The first of the 22 people killed to be named was an eight-year-old girl.
The attack was the deadliest in Britain since July 7, 2005, when four suicide bombers inspired by Al-Qaeda attacked London underground trains and buses, killing 52 people and wounding 700 more.
David Videcette, a former Metropolitan Police detective who investigated the London attacks, told AFP that the jihadist group would have carefully chosen the target in Manchester.
"I think it is a deliberate ploy on their part to gain a level of anger and disgust from the general public that would be directed towards other Muslims because that assists them in their recruitment drive," said Videcette, who now writes thrillers based on his experiences.
The Manchester bombing was also, he suspects, timed to coincide with the fourth anniversary of the hacking to death of soldier Lee Rigby by two jihadists in London.
It also fell exactly two months after the car and knife attack near the British Houses of Parliament.

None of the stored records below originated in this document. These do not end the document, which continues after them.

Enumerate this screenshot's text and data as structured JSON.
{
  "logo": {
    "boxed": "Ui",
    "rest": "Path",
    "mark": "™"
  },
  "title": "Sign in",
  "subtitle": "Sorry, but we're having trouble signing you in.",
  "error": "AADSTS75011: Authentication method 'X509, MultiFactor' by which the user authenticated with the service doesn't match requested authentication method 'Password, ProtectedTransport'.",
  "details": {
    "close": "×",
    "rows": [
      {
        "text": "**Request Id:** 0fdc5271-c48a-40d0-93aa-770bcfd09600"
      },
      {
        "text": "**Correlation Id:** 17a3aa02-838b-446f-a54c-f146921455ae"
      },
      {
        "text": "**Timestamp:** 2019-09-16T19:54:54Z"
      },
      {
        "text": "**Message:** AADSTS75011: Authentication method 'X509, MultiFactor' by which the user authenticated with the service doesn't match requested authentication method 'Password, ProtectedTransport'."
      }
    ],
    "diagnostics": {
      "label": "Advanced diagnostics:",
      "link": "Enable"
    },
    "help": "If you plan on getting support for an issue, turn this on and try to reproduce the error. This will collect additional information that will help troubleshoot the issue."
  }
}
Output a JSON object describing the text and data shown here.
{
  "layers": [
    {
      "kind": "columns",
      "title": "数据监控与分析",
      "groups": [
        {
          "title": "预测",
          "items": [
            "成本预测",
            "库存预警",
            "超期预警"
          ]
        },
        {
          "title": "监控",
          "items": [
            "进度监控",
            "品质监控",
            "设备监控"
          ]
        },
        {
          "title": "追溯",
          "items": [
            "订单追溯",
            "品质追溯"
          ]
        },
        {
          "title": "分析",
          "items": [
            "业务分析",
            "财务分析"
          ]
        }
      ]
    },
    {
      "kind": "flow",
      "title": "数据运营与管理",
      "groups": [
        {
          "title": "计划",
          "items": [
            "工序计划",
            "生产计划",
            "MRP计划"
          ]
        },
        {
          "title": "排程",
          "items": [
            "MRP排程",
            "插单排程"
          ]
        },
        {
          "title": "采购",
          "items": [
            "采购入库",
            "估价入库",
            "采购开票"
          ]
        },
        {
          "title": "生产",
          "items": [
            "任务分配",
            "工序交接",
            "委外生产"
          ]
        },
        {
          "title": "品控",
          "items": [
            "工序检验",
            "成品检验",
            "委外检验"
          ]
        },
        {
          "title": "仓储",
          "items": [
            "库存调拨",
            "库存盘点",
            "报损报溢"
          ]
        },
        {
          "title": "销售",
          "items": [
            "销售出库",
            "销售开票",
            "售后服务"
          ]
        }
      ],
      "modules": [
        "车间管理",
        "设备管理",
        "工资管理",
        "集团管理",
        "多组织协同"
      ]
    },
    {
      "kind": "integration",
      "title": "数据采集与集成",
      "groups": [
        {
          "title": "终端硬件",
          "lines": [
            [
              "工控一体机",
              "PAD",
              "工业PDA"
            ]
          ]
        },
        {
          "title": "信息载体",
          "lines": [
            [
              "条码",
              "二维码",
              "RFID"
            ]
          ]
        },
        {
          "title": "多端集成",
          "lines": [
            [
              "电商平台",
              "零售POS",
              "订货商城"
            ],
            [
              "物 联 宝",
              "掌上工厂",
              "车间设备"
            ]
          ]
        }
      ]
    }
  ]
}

The message from them is that "we can do this at will, we can do it where we want and we can do the type of thing that we choose to do and you can't stop us," Videcette said.
In a statement released through its social medial channels, IS said one of its "soldiers" had carried out the bombing in which he killed himself.
Yves Trotignon, a former agent in France's foreign intelligence service DGSE, drew parallels between the Manchester attack and two atrocities in France last year -- the lorry attack that killed 86 people on the Nice seafront and the murder of elderly priest Jacques Hamel near Rouen.
"What is extremely shocking in this attack is the target," he said. "All the security services fear an attack against a target that the public find unbearable.
"It's the Nice attack, with children crushed and killed. Or it's the killing of Father Hamel, which caused deep shock."
British Prime Minister Theresa May called the Manchester attack "appalling and sickening" but stressed that it must not be allowed to divide the country.
After attacks using trucks in Stockholm and Berlin in the last six months, western Europe saw a return to the use of explosives to cause carnage in Manchester.
The fact that it was the first large-scale bombing in Britain since the 2005 London attacks is significant, Videcette said.
"It is a step change for two reasons -- first it bucks the trend and second, there is the level of expertise involved in building an improvised explosive device that is viable from scratch without getting detected by any of the safeguards we have put in place since 2005," he said.
Shashank Joshi, senior research fellow at the Royal United Services Institute (RUSI), said however that while the type of attack and its target were unusual for Britain, they were unexceptional when placed in an international context.
He said targeting concertgoers brought to mind the November 2015 attack on the Bataclan music hall in Paris that killed 90 people "and in that sense it represents a generic attack on a soft target of the type we have seen again and again in Europe in recent years".
"It is particularly offensive to our sensibilities but we have to avoid over-interpreting this without more information. Prior attacks have also killed children and targeted civilians," he said.
"We have seen terrorist attacks across the world and targeting children is just one more choice on that spectrum.
"Is it fundamentally different to enslaving Yazidi girls, raping them and murdering them, which is what IS have done? I don't think it is," he said.